The critic Mark Andrew observed of Midnight Tales,
Old dude and his sexy niece traipse across the countryside, bumping into oddball characters who invariably have a story to tell. … Sadly, since Charlton didn’t want to do anything that’d offend your average 9-year-old, you can feel this book fighting against the uber-restrictive comics code. Kinda sad, really. What isgood, however, are the artists in this book, easily the equal of anyone workin’ at Marvel or DC at the time. You got Wayne Howard … probably the most deft practitioner of the Wally Wood school ever.
Other work and later career
Howard died at age 58 at the Griffin Hospital in Derby, Connecticut. He lived in Oxford, Connecticut, at the time, married to Carol (Zavednak) Howard.
George Wildman, Charlton Comics’ editor during the 1970s, described the artist as, “sort of shy. Easy come, easy go”, and said Howard had married the sister of one of Wildman’s early secretaries. Howard’s friend and frequent collaborator Nicola Cuti said the artist, a heavy smoker, “always wore the same outfit: a white shirt, a kind of tan bush jacket, black hat, black pants and black tie. …I was over at his apartment, and he opened up his closet, and there were 20 white shirts, 20 bush jackets, 20 black pants….” The magazine Comic Book Artist in 2001 attempted to contact Howard for an issue devoted to Charlton Comics, and reported that while he “apparently still resides in Connecticut … a third party indicated the artist/writer had no interest in delving into the past”.

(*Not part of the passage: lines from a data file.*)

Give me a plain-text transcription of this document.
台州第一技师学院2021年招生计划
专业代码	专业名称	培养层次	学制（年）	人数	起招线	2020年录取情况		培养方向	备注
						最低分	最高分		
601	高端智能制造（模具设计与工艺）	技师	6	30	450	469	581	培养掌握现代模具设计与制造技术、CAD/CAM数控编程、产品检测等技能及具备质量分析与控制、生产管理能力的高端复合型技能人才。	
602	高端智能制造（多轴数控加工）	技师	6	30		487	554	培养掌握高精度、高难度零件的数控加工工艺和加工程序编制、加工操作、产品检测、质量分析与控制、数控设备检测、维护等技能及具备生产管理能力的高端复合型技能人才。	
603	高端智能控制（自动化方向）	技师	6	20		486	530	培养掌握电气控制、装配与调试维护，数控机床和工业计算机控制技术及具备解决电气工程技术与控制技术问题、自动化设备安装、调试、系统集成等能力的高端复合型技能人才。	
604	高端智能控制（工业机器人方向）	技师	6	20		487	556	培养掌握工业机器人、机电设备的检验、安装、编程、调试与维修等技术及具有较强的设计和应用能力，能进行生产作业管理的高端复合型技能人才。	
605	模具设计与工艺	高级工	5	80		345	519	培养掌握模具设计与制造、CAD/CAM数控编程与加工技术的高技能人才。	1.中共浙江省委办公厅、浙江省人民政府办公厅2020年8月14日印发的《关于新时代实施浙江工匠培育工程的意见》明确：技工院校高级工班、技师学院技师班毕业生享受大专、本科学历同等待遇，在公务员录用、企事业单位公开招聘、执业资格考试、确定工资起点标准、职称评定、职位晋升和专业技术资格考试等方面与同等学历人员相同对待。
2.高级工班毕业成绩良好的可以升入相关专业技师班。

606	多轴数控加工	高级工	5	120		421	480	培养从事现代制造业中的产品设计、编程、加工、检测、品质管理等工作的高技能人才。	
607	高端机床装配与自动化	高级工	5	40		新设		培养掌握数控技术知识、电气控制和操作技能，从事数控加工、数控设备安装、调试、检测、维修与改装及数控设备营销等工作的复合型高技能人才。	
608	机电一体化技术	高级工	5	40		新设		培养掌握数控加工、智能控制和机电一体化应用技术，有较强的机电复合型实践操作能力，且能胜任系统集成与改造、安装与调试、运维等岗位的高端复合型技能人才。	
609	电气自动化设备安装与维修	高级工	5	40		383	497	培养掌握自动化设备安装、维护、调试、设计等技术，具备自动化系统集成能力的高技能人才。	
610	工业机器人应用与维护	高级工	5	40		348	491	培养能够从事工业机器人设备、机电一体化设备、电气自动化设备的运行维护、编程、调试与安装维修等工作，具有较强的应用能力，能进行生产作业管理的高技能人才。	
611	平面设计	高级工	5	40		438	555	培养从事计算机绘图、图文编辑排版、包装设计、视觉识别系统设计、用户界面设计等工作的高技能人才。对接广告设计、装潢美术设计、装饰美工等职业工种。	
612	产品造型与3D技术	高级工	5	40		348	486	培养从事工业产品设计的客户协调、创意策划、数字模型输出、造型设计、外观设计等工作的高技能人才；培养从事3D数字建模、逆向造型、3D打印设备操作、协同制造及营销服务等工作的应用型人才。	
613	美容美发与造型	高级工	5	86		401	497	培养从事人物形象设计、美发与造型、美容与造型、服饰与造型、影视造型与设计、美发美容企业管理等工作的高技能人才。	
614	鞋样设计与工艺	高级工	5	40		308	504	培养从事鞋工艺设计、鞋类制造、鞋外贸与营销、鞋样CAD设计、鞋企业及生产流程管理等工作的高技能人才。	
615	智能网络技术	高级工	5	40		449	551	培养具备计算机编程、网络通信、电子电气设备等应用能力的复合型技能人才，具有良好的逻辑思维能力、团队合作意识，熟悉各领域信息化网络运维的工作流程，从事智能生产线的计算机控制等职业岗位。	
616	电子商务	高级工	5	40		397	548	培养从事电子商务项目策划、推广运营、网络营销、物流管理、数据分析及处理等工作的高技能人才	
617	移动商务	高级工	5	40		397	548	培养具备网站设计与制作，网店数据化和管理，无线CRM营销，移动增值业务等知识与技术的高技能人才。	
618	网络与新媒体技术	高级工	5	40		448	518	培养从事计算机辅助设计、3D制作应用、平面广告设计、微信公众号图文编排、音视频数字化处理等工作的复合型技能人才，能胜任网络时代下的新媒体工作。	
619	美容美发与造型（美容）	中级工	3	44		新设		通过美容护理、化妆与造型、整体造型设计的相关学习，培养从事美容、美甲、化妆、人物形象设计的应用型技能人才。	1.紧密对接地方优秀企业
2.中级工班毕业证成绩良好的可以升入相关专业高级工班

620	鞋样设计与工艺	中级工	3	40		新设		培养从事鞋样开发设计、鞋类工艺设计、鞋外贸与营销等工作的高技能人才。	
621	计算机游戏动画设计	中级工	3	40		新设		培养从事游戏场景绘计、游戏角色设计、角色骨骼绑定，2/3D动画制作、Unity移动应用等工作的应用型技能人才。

One thought on “Profile: Wayne Howard (1949-2007)”
I was good friends with Wayne for several years. He was a very smart, interesting, and talented guy, somewhat eccentric. The last time I ran into him he had become what he called a Bible-believing Christian. He moved to northern Maine for a few years and then resettled in Oxford, CT where he became something of a recluse. I don’t think he had a TV or a telephone toward the end of his life, but he was very involved in on-line computer gaming. I wrote up a recollection of him that was published in The Comics Journal.